Dlaczego nie można porównywać rządów Sasów w Polsce z dzisiejszą sytuacją polityczną Polski?

Obrazek użytkownika Paweł T
Historia

Jest wiele różnic między tamtymi czasami oraz tamtymi elitami z naszymi dzisiejszymi czasami oraz elitami rządzącymi dzisiaj w Polsce, ale jest jedna, moim zdaniem zasadnicza, wtedy na piedestale w Polsce stały naprawdę polskie elity, które były prawdziwie polskie. Jednocześnie przy tym tamte elity utożsamiały się tylko i wyłącznie z Polską i z tą ziemią, z której się wywodziły, z naszą kulturą, obyczajami i tożsamością, i to one i tylko one, wtedy realnie wpływały na losy naszej ojczyzny. To one, wtedy wybierały tamtych władców, którzy rządzili w Polsce jako królowie elekcyjni za pieniądze, zaszczyty i stanowiska fundowane przez tych władców właśnie dla nich, dla ówczesnych polskich elit. Tym elitom z tamtych czasów można dzisiaj zarzucić wiele złego, jednak przy tym zawsze trzeba pamiętać o tym, że za to, co zrobiły w Polsce elekcyjnej, przyszło im potem zapłacić daninę swojej własnej krwi i to z własnej nieprzymuszonej woli. To właśnie te elity potem udowodniły swoje prawdziwe oddanie dla sprawy wolnej Polski poprzez bunty i powstania wolnościowe (bez Powstania Listopadowego, które było od początku do końca inspirowane przez masonerię światową, jednak cena jaką przyszło za nie, wtedy polskiej elicie zapłacić była również wysoka, jak i przy okazji innych nieudanych polskich zrywach wolnościowych, które odbyły się podczas trwania zaborów w Polsce, jak i po nich), wielu z nich położyło, wtedy swoją przyszłość na szali walki o wolną Polskę, oddając dla Polski swoje całe majątki i życie swoje oraz swoich najbliższych. Wtedy ci ludzie byli gotowi oddać za Polskę swoje życie, byli gotowi stanąć w walce w jej obronie i byli gotowi za nią zginąć i tak też, wtedy czynili.

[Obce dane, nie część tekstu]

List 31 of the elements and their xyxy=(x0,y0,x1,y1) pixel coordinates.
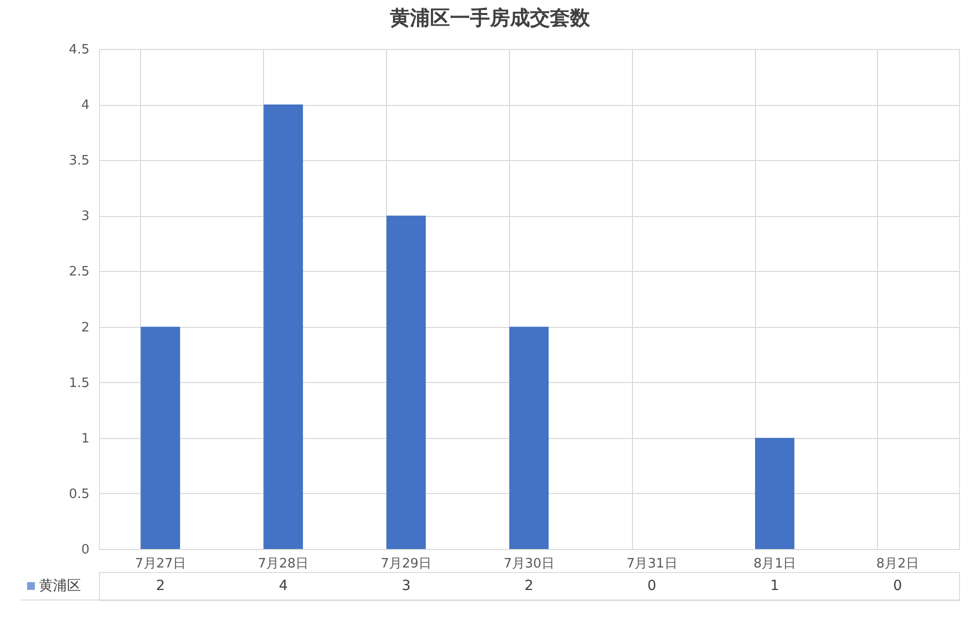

Dzisiaj, natomiast w Polsce tzw. polskie elity, które Polacy nazywają również jak, wtedy elitami z niewiadomej mnie przyczyny, nie są wcale w ogóle polskie i na pewno w ich interesie nie są jakiekolwiek zmiany na lepsze w Polsce, bo im się to, po prostu jeszcze teraz nie opłaca. To jest właśnie ta zasadnicza różnica stanowiąca o odmienności sytuacji Polski z okresów rządów saskich w Polsce elekcyjnej od dzisiejszej sytuacji w jakiej znajduje się Polska, na którą chciałbym szanownym niepoprawnym zwrócić ich uwagę. Nie można, po prostu tamtych elit porównywać do elit, które rządzą w Polsce nieprzerwanie od przewrotu majowego. Polacy, jednak w dzisiejszej Polsce krytykują swoje dawne polskie elity za ich błędy z przeszłości te prawdziwe i te wymyślone przez wrogów Polski, a w tym samym czasie bronią w Polsce z wyjątkowym zacietrzewieniem i zajadłością żydostwa, masonerii, amerykańskiej kultury i samej Ameryki, która bez wahania nas sprzedała, a inni znowu dla odmiany bronią i wychwalają rosyjski zamordyzm, są również dzisiaj i tacy Polacy, którzy widzą dla nas ratunek u boku Niemiec. Zapominając tak mnie się zdaje podczas tych rozważań o Polsce, tacy właśnie jesteśmy dzisiaj my Polacy...

Jednak przy tym wszystkim, przy tych wszystkich naszych polskich wadach mam pewne obawy związane z naszym dalszym istnieniem jako naród w odróżnieniu od Polski, która była pod panowaniem władców elekcyjnych oraz Polski pod zaborami od Polski dzisiejszej. Obawy te związane są właśnie z naszymi dzisiejszymi tzw. polskimi elitami i tym, czy dzisiejsze tzw. polskie elity w odróżnieniu od tamtych stanęłyby na czele powstania albo oddziału powstańczego albo, czy ktoś z nich byłby w stanie poświęcić cały swój majątek lub zaryzykowałby życiem swoim lub swoich bliskich w dążeniu do odzyskania przez Polskę pełnej suwerenności i wolności w walce zbrojnej?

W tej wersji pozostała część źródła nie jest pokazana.